All I had to do now was figure out how to make it work theatrically, and pitch the idea to David, whom I had never met. The pitch document for that meeting has a distinctively aspirational tone. It’s important to me that the play is a new work of art, and does things that only theatre can do. It must not be the book acted out on stage, but it must clearly articulate the book’s truths.
Imagining the play written and staged, my ideal is for someone who has read the book then seen the play to see something completely unexpected but totally right. Nothing like the book but exactly like the book … I like to think that the true value of the play will be revealed when people argue about it in the bar afterwards.
There was also the note that our hero would be “an interpretation of the personality that emerges in the book, rather than a true-to-life biographical portrayal of the real David Galler.”
The pitch worked. David and his editor, Jenny Hellen from Allen & Unwin, gave us their blessing, and we got on with it.
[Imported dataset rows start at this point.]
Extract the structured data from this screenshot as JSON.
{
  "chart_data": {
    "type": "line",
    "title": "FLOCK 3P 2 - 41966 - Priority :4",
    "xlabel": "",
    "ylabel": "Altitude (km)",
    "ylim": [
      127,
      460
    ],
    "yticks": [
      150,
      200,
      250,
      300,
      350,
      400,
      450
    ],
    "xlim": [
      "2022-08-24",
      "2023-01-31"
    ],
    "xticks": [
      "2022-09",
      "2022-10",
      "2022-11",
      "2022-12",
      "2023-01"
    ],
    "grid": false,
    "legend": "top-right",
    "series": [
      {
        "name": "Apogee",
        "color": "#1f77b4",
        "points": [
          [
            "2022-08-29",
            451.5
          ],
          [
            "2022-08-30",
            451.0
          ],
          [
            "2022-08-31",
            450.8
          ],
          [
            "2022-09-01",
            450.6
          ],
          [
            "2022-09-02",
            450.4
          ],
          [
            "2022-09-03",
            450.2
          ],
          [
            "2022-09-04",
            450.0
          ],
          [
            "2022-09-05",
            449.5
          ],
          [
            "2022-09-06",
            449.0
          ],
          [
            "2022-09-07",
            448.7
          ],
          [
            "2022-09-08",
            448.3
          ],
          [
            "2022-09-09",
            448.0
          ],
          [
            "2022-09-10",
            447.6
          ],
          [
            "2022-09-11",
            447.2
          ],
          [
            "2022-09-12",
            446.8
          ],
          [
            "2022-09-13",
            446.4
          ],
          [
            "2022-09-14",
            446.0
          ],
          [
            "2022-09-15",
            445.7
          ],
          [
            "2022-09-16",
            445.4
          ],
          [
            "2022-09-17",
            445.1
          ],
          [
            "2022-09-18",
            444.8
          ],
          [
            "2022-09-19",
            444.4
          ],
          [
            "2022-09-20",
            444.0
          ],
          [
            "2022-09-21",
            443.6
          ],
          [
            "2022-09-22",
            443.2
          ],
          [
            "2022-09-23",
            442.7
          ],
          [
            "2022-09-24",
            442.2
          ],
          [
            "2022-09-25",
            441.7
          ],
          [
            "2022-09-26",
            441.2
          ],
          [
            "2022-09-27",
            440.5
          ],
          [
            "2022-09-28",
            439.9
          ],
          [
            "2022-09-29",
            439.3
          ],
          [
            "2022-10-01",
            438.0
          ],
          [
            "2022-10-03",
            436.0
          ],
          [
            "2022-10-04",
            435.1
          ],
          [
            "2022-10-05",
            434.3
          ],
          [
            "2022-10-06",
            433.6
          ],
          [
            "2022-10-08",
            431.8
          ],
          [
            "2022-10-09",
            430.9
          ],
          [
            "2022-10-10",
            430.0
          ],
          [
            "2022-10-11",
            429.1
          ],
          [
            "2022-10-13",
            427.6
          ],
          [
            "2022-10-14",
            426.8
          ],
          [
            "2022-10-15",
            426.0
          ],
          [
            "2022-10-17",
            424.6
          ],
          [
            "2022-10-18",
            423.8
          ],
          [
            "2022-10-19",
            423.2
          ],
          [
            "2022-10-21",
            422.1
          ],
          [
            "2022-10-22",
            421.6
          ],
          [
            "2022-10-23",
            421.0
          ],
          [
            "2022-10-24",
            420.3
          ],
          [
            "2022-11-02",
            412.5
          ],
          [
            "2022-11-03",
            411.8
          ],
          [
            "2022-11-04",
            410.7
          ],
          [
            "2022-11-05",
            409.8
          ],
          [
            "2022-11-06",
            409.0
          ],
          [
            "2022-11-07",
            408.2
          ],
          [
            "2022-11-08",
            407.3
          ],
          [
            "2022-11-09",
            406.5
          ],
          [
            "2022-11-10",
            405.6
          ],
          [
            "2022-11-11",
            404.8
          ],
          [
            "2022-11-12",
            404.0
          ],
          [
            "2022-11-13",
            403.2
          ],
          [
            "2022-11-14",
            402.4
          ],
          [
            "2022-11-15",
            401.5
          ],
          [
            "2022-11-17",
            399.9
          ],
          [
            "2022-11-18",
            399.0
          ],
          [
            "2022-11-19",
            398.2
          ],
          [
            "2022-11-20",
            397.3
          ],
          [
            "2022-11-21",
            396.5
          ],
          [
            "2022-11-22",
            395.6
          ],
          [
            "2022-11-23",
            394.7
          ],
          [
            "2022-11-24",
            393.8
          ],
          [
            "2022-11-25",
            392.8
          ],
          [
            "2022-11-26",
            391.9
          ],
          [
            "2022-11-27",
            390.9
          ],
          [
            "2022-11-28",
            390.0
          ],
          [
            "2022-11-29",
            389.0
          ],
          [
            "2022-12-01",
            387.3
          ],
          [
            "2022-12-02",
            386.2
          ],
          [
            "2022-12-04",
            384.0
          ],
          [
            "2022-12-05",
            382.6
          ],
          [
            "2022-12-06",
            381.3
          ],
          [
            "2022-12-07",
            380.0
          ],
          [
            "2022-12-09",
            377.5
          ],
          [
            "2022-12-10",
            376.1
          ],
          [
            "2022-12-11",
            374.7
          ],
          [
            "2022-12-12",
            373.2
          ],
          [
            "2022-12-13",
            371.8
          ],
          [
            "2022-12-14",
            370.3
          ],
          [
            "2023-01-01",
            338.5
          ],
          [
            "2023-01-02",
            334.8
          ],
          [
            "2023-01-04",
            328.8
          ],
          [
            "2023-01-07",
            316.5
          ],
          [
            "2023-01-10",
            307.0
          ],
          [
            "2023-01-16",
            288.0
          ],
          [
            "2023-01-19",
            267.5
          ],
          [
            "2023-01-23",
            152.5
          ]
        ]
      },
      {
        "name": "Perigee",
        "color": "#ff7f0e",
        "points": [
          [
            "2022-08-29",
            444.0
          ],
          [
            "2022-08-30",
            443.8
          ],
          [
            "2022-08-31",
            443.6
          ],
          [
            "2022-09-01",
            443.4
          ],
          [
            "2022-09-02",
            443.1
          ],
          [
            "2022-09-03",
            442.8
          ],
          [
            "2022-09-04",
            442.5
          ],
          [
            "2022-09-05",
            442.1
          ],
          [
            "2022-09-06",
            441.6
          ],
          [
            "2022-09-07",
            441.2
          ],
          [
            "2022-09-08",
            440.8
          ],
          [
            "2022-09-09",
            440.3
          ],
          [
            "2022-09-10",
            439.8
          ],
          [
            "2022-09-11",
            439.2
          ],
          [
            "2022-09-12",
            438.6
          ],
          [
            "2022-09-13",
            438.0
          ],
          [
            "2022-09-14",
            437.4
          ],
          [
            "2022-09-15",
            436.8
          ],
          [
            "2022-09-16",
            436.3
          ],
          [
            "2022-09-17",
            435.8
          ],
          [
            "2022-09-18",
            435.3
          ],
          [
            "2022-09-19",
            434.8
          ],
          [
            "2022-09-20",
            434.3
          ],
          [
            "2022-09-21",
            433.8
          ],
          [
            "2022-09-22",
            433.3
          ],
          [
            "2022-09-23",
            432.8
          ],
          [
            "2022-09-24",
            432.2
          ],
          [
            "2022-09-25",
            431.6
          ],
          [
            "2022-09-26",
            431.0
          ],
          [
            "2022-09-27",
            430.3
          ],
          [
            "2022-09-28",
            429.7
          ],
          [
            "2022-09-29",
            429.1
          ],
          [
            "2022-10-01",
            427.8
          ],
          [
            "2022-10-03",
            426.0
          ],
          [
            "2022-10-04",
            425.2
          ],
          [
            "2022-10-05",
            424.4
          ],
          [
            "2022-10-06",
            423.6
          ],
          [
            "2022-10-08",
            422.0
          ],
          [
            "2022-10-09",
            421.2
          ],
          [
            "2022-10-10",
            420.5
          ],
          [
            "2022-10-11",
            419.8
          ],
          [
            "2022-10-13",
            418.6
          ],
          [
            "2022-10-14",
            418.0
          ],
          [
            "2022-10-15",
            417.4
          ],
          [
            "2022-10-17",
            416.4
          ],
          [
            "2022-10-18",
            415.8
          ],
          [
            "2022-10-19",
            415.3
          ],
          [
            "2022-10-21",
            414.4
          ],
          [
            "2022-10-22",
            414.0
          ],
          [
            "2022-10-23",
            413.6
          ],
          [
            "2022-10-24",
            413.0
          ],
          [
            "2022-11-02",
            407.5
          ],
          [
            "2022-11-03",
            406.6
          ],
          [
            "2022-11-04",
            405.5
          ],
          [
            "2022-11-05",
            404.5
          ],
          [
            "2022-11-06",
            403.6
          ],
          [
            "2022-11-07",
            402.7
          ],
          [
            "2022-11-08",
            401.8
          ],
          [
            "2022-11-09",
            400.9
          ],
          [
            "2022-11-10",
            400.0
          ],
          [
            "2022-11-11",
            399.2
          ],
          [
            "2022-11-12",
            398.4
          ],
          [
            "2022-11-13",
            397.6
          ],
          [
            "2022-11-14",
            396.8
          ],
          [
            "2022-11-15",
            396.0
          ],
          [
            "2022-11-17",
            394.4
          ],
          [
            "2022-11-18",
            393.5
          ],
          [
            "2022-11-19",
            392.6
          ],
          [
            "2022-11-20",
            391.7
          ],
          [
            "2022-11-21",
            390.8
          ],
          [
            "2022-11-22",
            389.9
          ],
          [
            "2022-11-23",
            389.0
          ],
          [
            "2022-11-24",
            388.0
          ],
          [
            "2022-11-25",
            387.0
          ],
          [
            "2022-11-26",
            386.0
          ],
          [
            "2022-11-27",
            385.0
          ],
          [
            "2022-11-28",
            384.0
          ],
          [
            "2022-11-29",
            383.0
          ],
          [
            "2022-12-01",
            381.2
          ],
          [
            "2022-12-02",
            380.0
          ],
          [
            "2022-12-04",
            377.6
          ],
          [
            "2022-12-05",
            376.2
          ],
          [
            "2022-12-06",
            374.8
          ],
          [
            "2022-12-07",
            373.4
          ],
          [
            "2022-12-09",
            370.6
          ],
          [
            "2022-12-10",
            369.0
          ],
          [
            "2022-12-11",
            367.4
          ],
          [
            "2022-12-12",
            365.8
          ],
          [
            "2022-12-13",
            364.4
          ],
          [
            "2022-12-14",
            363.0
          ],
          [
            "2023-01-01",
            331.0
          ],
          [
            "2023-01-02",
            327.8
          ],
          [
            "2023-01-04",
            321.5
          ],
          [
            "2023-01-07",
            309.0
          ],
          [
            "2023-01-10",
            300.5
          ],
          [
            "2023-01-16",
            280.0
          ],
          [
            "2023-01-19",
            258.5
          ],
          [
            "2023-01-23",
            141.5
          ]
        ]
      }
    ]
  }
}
Covid intervened. David became consumed with the affairs of the day, and we hunkered down in our homes. A message I sent to ATC reads, “If our two-weeks-ago selves could’ve seen today’s headlines it’d seem like the science fiction it used to be.” But we got through it, and for a while the coast seemed clear.
The first two drafts of the script underwent rigorous workshops, each read and interrogated for two days by a group of astute actors around the table. The second of these was led by Anapela Polata’ivao, who was now on board as director. One of the aspects that David had mentioned was the diverse Māori and Pasifika community that Middlemore Hospital served, and his wish that we “put a bit of wind behind those sails”. I was nervously aware of the climate in which I was trying to write voices that weren’t my own, and the actors who worked those roles were immensely helpful.
David also contributed, reading the second and third drafts of the script and writing copious useful notes. He also took the cast to Middlemore to get a sense of the environment, and led them through the locations where the medical events depicted took place.
Five weeks of intense, enlivening rehearsals, new ideas, script changes, the move into the ASB Waterfront Theatre ‒ then the chilling text in a Devonport cafe. I made it back to the city in time to see people leaving the theatre. The cast were gathered watching a televised announcement. The play was postponed, then postponed again, and finally the window closed. Cancelled. ATC’s 2022 programme was already confirmed, so ATC set its sights on 2023.
Many people commiserated with me afterwards, but my contribution existed in a solid form. It’s a fat, printed document that may well last longer than me. But a performance is ephemeral. The team of actors, and the technical and production crew who had dedicated so much effort to the play had seen their weeks of work evaporate.
Under the new artistic directorship of Jonathan Bielski, Things That Matter is back. Polata’ivao is back at the helm, and nearly all of the original cast have committed to another round. And I’m nervously awaiting the arguments in the bar afterwards.
Things That Matter, Auckland Theatre Company, ASB Waterfront Theatre, August 12-27.